Poetry After Auschwitz

I

'To write poetry after Auschwitz is barbaric. And this corrodes even the knowledge of why it has become impossible to write poetry today.' - Adorno, Cultural Criticism and Society.

Wear a shawl of poky, wretched geometry.
Store avid, witty, sphecoid cries.
To be silent at tonic-bitter rows;
a zemirah robbed of its euphony.

II

'I have no wish to soften the saying that to write lyric poetry after Auschwitz is barbaric; it expresses in negative form the impulse which inspires committed literature.' - Adorno, Commitment

Wretch?

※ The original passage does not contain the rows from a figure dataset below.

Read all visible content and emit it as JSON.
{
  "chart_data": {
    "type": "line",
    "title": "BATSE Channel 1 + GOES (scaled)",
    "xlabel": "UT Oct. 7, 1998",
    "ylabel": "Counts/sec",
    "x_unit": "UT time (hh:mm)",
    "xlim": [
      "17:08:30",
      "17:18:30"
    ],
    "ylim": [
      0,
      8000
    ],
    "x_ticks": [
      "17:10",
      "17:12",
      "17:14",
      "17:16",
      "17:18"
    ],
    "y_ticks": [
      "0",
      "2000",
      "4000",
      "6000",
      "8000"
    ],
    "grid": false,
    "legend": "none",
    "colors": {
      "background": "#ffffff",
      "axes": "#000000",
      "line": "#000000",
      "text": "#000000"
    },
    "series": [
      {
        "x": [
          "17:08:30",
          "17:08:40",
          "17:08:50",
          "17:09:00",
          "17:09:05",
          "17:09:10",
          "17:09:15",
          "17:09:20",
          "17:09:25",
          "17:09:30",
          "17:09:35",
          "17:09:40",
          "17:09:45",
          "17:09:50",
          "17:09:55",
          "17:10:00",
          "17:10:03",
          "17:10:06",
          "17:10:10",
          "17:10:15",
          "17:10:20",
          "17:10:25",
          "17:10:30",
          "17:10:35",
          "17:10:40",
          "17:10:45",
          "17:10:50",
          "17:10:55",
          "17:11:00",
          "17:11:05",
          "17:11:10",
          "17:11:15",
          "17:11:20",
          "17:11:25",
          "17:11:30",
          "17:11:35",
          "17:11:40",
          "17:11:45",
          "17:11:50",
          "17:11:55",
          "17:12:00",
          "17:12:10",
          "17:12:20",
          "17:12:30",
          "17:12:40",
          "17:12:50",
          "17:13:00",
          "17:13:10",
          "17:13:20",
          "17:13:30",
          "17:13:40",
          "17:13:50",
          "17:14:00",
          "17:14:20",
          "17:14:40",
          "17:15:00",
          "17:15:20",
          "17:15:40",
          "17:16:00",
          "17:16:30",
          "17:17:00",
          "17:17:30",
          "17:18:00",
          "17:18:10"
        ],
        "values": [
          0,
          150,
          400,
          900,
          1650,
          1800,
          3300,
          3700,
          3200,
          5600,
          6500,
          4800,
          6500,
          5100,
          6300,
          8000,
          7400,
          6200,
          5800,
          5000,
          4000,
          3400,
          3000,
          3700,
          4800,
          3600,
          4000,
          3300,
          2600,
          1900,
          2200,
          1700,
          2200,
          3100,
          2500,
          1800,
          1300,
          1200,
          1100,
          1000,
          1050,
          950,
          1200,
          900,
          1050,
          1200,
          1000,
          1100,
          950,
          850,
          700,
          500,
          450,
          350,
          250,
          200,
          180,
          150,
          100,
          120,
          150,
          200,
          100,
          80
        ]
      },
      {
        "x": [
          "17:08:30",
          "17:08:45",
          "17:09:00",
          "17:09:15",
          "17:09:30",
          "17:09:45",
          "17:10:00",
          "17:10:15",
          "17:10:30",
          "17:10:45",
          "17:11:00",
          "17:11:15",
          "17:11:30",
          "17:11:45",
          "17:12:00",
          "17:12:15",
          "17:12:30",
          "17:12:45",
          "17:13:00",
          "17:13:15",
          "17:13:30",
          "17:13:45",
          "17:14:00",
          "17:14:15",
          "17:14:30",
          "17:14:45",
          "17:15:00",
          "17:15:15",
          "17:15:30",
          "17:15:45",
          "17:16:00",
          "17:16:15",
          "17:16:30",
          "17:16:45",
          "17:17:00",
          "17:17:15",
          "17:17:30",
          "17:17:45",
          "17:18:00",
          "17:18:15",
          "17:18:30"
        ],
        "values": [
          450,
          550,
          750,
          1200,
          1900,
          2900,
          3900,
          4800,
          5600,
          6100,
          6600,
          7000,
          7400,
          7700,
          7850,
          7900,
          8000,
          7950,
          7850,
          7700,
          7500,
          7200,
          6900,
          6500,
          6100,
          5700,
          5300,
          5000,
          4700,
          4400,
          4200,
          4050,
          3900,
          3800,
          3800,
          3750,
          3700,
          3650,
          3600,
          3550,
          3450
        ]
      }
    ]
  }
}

Not I.
I'm the zebrine argument,
a vow, fast in the rushes.

If I can assert so much as negate,
it is for the wry, cryptic expert,
ill with iritic hype.

I omitted rats, coyotes, vipers
- a blip.

III

Perennial suffering has as much right to expression as a tortured man has to scream; hence it may have been wrong to say that after Auschwitz you could no longer write poems. - Adorno, Negative Dialectics.

The amaranthine aguille
of hex, memento, orbs, proven zen.
A suspended hymn of which we are a part.
Slashing gossamer sashes?
Or sin-fugue?
You can't correct atrocity without art.